Kamusal alanda yapılan atamalarda “güvenlik soruşturması ve arşiv araştırması” sonucunda binlerce emekçi mağdur edildi ve halen de ediliyor. 15 Temmuz darbe girişimi sonrasında ilan edilen OHAL ve arka arkaya yayınlanan KHK’larla, devlet memurluğuna ilişkin 657 sayılı Kanun’da değişiklikler yapılmıştı. Bir yandan kamuda kitlesel ihraçlar gerçekleştirilmiş, diğer yandan ise atamalarda KPSS puanının yanı sıra bazı meslek gruplarında mülakat ve her atama için güvenlik soruşturmaları zorunlu hale getirilmişti. O zamandan bu yana hem derece yapmış hem de mülakattan geçmiş kişinin atanmasının onaylanması için MİT, Emniyet Genel Müdürlüğü ve mahalli mülki idare amirlikleri tarafından yapılan güvenlik soruşturması ve arşiv araştırmasından “temiz” raporu alınması şart koşuluyor.
CHP’li milletvekilleri tarafından geçen sene bu uygulamayı da kapsayan kanunda bazı maddelerin iptali için Anayasa Mahkemesi’ne (AYM) başvurulmuştu. 29 Kasım 2019 tarihli Resmi Gazete’de AYM’nin konu hakkındaki kararı yayınlandı. AYM “vatandaşların kişisel veri niteliğindeki bilgilerinin memuriyete girişte değerlendirmeye tabi tutulmasının Anayasa’ya aykırı olduğuna” karar verdi ve bu düzenlemeyi iptal etti.
AYM’nin iptal ettiği güvenlik soruşturması ve arşiv araştırması şartı, yeniden hazırlanan bir yasa teklifi ile Plan ve Bütçe Komisyonu’nda kabul edildi. Komisyonda kabul edilen maddelere göre “kamu hizmetlerinin etkin ve sağlıklı bir biçimde yürütülmesi amacıyla” 657 sayılı Kanun’da yapılan değişikliklerden kaynaklı mağdur olanlara güya hakları geri verilecek. Fakat bu sefer de memuriyetlerin atanmasında, 1402 Numaralı Sıkıyönetim Kanununda Değişiklik Yapılmasına İlişkin Kanun kapsamında, tekrardan güvenlik soruşturması ve arşiv araştırması şartı getirildi.

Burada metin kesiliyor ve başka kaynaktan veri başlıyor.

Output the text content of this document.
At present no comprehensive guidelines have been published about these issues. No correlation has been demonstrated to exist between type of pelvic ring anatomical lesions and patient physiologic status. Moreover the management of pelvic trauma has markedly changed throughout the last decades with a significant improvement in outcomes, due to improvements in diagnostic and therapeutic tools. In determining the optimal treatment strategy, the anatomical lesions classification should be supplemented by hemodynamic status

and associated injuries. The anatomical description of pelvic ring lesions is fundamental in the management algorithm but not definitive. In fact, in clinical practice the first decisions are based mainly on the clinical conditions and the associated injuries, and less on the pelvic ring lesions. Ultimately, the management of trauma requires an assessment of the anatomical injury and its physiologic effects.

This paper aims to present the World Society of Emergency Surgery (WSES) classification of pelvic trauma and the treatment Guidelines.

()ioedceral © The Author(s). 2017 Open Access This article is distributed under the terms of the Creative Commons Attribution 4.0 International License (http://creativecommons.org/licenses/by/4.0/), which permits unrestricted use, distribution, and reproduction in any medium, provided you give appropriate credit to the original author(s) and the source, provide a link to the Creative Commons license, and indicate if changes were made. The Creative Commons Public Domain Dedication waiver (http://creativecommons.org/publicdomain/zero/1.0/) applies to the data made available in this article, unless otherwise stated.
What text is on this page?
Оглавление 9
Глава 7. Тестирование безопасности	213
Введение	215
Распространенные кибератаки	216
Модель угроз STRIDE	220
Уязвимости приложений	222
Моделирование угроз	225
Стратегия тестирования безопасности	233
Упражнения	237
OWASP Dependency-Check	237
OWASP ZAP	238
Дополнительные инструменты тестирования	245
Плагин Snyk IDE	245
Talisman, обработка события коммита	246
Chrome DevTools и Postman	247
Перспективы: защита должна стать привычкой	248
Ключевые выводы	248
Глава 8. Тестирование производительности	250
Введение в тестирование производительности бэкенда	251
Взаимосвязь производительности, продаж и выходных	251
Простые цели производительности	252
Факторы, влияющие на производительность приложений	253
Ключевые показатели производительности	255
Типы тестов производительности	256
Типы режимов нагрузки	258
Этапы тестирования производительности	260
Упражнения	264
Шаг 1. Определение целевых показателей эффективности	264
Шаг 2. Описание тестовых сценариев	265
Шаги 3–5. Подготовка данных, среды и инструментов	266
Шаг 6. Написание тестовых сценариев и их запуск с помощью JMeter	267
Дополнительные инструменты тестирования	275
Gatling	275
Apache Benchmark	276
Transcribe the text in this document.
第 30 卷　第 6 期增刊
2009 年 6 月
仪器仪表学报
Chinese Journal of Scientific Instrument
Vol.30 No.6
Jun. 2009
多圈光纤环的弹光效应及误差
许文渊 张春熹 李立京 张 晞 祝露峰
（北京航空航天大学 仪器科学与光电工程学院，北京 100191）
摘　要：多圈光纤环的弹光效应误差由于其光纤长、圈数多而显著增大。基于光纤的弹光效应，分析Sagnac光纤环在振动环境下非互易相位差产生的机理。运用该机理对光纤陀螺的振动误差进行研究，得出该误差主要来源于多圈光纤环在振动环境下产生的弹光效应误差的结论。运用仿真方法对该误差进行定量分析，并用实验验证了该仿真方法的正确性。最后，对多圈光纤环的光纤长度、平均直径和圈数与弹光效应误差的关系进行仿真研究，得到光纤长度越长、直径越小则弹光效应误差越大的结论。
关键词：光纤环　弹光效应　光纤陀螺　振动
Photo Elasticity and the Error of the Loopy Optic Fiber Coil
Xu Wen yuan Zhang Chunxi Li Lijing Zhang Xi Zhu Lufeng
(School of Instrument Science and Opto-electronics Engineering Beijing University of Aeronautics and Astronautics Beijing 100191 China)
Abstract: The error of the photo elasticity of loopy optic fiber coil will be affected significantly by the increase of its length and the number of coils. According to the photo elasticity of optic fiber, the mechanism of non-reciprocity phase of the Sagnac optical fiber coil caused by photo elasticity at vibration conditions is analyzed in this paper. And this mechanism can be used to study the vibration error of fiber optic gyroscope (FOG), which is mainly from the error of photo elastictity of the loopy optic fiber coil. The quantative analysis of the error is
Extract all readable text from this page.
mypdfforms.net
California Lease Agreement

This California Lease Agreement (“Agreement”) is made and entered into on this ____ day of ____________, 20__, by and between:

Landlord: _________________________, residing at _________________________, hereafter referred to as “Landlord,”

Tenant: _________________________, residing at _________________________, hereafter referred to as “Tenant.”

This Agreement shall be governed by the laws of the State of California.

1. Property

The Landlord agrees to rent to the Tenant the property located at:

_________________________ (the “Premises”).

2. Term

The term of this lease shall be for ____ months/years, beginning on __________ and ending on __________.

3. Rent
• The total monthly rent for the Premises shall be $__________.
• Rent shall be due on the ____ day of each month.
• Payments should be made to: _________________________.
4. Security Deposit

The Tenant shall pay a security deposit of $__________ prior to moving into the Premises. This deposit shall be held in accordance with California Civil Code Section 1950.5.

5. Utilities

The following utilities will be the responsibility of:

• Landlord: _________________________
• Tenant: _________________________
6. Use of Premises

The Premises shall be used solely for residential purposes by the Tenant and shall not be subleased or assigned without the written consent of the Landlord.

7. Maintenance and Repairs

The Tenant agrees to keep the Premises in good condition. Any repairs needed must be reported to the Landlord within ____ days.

Yani sadece biçimsel bir oynama yapılarak, var olan uygulamanın olduğu gibi devam etmesi sağlandı.
Anayasa Mahkemesi’nin uzun zamandır yalnızca görüntüde hukuksal kurallara uyduğu ama özellikle tek adam rejiminin inşası sürecinde yargının da tek adama bağlandığı bilinen bir gerçektir. Sermaye devleti kendi anayasasını çiğnemekte sorun görmemektedir. Atanma konusunda yaşanan mağduriyetler için adalet arayışı mahkemeler ile sınırlı kaldıkça bir çözüme ulaşılamayacağı açıktır. Kağıt üzerinde yazılı olan yasal hakların mevcut halinin bile ancak güçlü mücadeleler sonucu kazanılmış olduğu unutulmamalıdır. Bu yasaların fiilen uygulanması, aynı şekilde, çeşitli mücadele yöntemlerinin geliştirilmesine bağlıdır.
Devlet kadrosuna alınmak önceden güvenceli bir iş olarak görülüyordu. Ancak AKP’nin, son yıllarda Gülen cemaati ile tutuştuğu kavgayı da bahane ederek, devlet kurumlarını kendi çizgisine göre dizayn etmenin türlü yöntemlerini uygulamaya başlaması ile bu algı kırıldı. Atanma meselesinin dışında, Alo İhbar Hattı gibi kanallarla ispiyonlama kültürü yaratılması da sorunun diğer parçası. İnsanlara AKP’ye üye olmak ya da düşüncelerini ifade etmekten korkmak dayatılıyor. Emekçilerin de tercihi bu yönde olabiliyor ve ekonomik kaygılar sermaye devletinin kullandığı bir sopa işlevi taşıyor. İşçi ve emekçilere hem örgütsüzlük dayatılıyor hem de onursuzluk.
Tüm bunlara karşın işini savunan ve bunun mücadelesini sokaklarda da sürdüren onurlu kamu emekçileri, bulundukları alanlardan sermaye devletine karşı seslerini yükseltiyorlar. Toplumun diğer kesimlerinin de kamu emekçilerinin mücadelesine omuz vermeleri ve bunu sermaye iktidarına karşı topyekûn mücadelenin bir parçası olarak görmeleri gerekiyor.